Alle sind gleich, bayerische Herzöge sind ein bisschen gleicher.

 

Nach dem Urtext des Reinheitsgebots von 1516 soll nur Gerste, Hopfen und Wasser zur Bierherstellung verwendet werden. Man muss kein Brauer sein, um zu wissen, dass das nicht funktionieren kann.

Natürlich fehlt die Hefe, die aus der Würze erst das Bier werden lässt in dem Sie Zucker verstoffwechselt zu Alkohol und Kohlensäure. Unseren Altvorderen sei dies jedoch nachgesehen, da Mikroorganismen noch gänzlich unbekannt waren und das Mikroskop erst noch erfunden werden musste.

Etwas anderes stört dennoch – es wird explizit Gerste genannt. Mit Gerste selbst kann man ebenfalls nicht brauen. Man muss die Gerste erst in Malz verwandeln. Ein aufwändiger und nicht minder komplexer Prozess wie das Brauen selbst. Aber bestimmte enzymatische Vorgänge müssen ablaufen, bevor man überhaupt mit dem Brauprozess beginnen kann.

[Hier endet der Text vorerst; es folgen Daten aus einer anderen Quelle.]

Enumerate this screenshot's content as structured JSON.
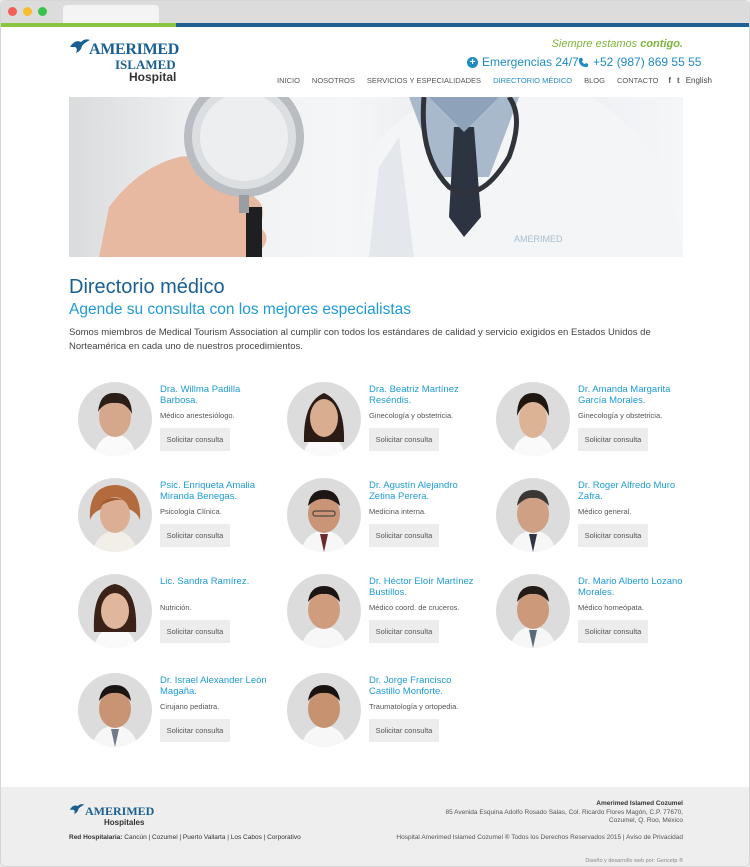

Craftbeer.de: Wilhelm IV von Bayern
Wilhelm IV. – Verfasser des Reinheitsgebots von 1516
Quelle: wikipedia.org

Man kann dies für spitzfindig halten und anführen dass der Beruf ja auch heute noch Brauer & Mälzer heißt und die beiden Zweige eng miteinander verwoben sind und waren. Aber anders als bei der Hefe kann man dies zu Beginn des 16. Jahrhunderts als bekannt voraussetzen.

Diese „Ungenauigkeit“ lässt hier einen gewissen Rückschluss auf die Intention des Erlasses zu: Weniger der Schutz des Bier-Konsumenten stand also im Vordergrund, als der Schutz bestimmter Getreidesorten wie Weizen vor dem Bierkonsumenten. Gerade das Weißbier (Weizenbier) erfreute sich immer größer werdender Beliebtheit. Zur Sicherung der Versorgung der Bevölkerung mit Brot (vor allem aus Weizen) könnte eine solche Vorschrift durchaus Sinn machen.

Auch der letzte Absatz des Textes, in dem sich der Verfasser vorbehält bei Getreideknappheit das Brauen „zum allgemeinen Nutzen“ einzuschränken, weist eindeutig in diese Richtung.

Es war also nicht die Sorge um die Bierqualität, sondern um die Brotquantität, die zum Reinheitsgebot führte und Wilhelm IV. am Herzen lag!

Wir befinden uns noch ein paar hundert Jahre vor der Gründung des deutschen Reichs. Ergo galt das Reinheitsgebot zuerst einmal nur in Bayern. Nördlich der Donau war schon Schluss damit: 1548 erhielt der Freiherr von Degenberg von den bayerischen Landesherren das Privileg Weizenbier zu brauen – was er in Oberschwarzach dann auch fleißig tat. Das Reinheitsgebot war gerade einmal 32 Jahre jung.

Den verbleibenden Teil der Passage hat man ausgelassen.